| Linux lets you create a namespace with no capability grants in it. That's what I said in my top post here. Linux lets you do it, sudo will even work it (and grant no real global capabilities) yet somehow it's a problem FOR LINUX that Linux has a userland process called sudo that couldn't ever work on Plan9. > You don't have the ability to change what the program doing authentication sees. Obviously not. It has to behave just like sudo in this regard! It's the only option! Since you can't do that, your rebindings are just as localized as what Linux permits. > Processes aren't allowed to become privileged without obtaining a cryptographic capability token via negotiation with the authentication agent. The auth agent which was started at boot will write the secret to the kernel, and give you the hash of it so you can prove you are the rightful recipient of that uid switch request. If you don't have the right secrets, you don't get a token. This is pretty cool, and also something that could be put into a Linux userspace daemon to authenticate privileged operations. I mean this is all userspace details from a Linux perspective. Systemd could do this or some PAM module. > Removing suid binaries with config files as a method for privilege escalation is the right path. They don't play well with namespaces. Suid binaries aren't used that commonly for privilege escalation anyway.
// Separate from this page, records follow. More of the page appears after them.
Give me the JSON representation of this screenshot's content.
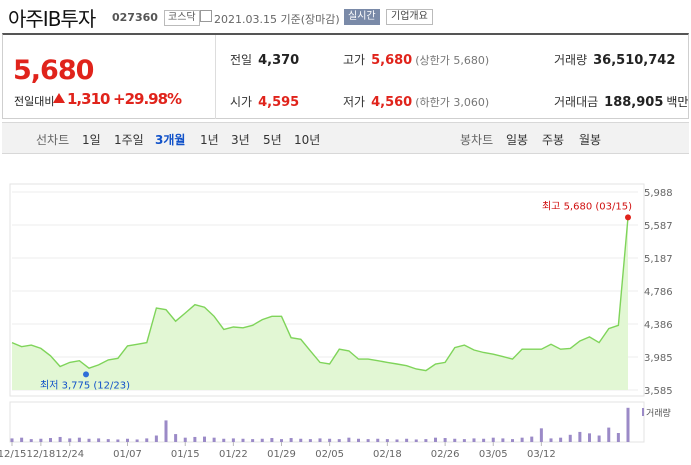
{
  "header": {
    "stock_name": "아주IB투자",
    "stock_code": "027360",
    "market_badge": "코스닥",
    "date_text": "2021.03.15 기준(장마감)",
    "realtime_button": "실시간",
    "company_button": "기업개요"
  },
  "quote": {
    "price": "5,680",
    "change_label": "전일대비",
    "change_amount": "1,310",
    "change_percent": "+29.98%",
    "prev_close_label": "전일",
    "prev_close": "4,370",
    "high_label": "고가",
    "high": "5,680",
    "upper_limit": "(상한가 5,680)",
    "volume_label": "거래량",
    "volume": "36,510,742",
    "open_label": "시가",
    "open": "4,595",
    "low_label": "저가",
    "low": "4,560",
    "lower_limit": "(하한가 3,060)",
    "value_label": "거래대금",
    "value": "188,905",
    "value_unit": "백만"
  },
  "tabs": {
    "line_label": "선차트",
    "line_periods": [
      "1일",
      "1주일",
      "3개월",
      "1년",
      "3년",
      "5년",
      "10년"
    ],
    "selected": "3개월",
    "candle_label": "봉차트",
    "candle_periods": [
      "일봉",
      "주봉",
      "월봉"
    ]
  },
  "colors": {
    "up": "#e0231b",
    "down": "#1152c9",
    "line": "#7fd45a",
    "fill": "#e2f7d4",
    "volume": "#9b8ac7"
  },
  "chart_data": {
    "type": "line",
    "title": "",
    "y_ticks": [
      5988,
      5587,
      5187,
      4786,
      4386,
      3985,
      3585
    ],
    "ylim": [
      3585,
      5988
    ],
    "x_tick_labels": [
      "12/15",
      "12/18",
      "12/24",
      "01/07",
      "01/15",
      "01/22",
      "01/29",
      "02/05",
      "02/18",
      "02/26",
      "03/05",
      "03/12"
    ],
    "x_tick_index": [
      0,
      3,
      6,
      12,
      18,
      23,
      28,
      33,
      39,
      45,
      50,
      55
    ],
    "values": [
      4160,
      4110,
      4130,
      4090,
      4000,
      3870,
      3920,
      3940,
      3850,
      3890,
      3950,
      3970,
      4120,
      4140,
      4160,
      4580,
      4560,
      4420,
      4520,
      4620,
      4590,
      4480,
      4320,
      4350,
      4340,
      4370,
      4440,
      4480,
      4480,
      4220,
      4200,
      4060,
      3920,
      3900,
      4080,
      4060,
      3960,
      3960,
      3940,
      3920,
      3900,
      3880,
      3840,
      3820,
      3900,
      3920,
      4100,
      4130,
      4070,
      4040,
      4020,
      3990,
      3960,
      4080,
      4080,
      4080,
      4140,
      4080,
      4090,
      4180,
      4230,
      4160,
      4330,
      4370,
      5680
    ],
    "volumes": [
      0.1,
      0.12,
      0.08,
      0.09,
      0.11,
      0.14,
      0.1,
      0.12,
      0.09,
      0.1,
      0.08,
      0.07,
      0.09,
      0.07,
      0.1,
      0.18,
      0.6,
      0.22,
      0.12,
      0.14,
      0.15,
      0.12,
      0.09,
      0.1,
      0.09,
      0.08,
      0.09,
      0.11,
      0.08,
      0.11,
      0.09,
      0.08,
      0.1,
      0.09,
      0.08,
      0.12,
      0.09,
      0.08,
      0.09,
      0.08,
      0.07,
      0.09,
      0.07,
      0.08,
      0.12,
      0.11,
      0.09,
      0.08,
      0.1,
      0.09,
      0.12,
      0.1,
      0.08,
      0.12,
      0.15,
      0.38,
      0.1,
      0.12,
      0.2,
      0.28,
      0.24,
      0.18,
      0.4,
      0.25,
      0.95
    ],
    "high_label": "최고 5,680 (03/15)",
    "low_label": "최저 3,775 (12/23)",
    "high_index": 64,
    "low_index": 8,
    "low_value": 3775,
    "volume_label": "거래량"
  }
}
Much more ordinary is to use privilege inherited from init. |
Again, going back to the example I was using: How does that help with securely allowing `$get_permissions debug-my-kernel`?
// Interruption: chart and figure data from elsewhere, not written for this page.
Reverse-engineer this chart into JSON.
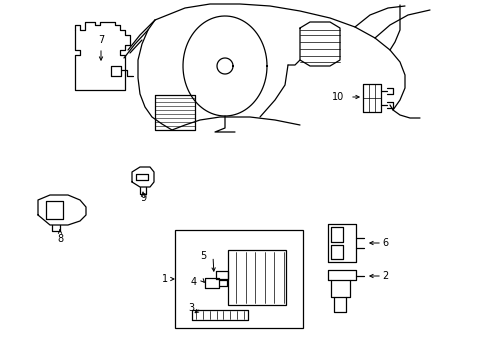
{
  "background_color": "#ffffff",
  "line_color": "#000000",
  "fig_width": 4.89,
  "fig_height": 3.6,
  "dpi": 100
}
Sudo is a HOLE IN THE SIDE OF A BOAT. It is not a problem for Plan 9, because plan 9 does not have a hole, and is therefore not doing contortions to avoid filling with water. Designing a boat without a hole in its side is generally considered a good idea. Designing a security model without a suid in its side is a similarly good idea.
If you want `auth/as`, it's there. But it does not use suid, and therefore does not have the problems created by suid.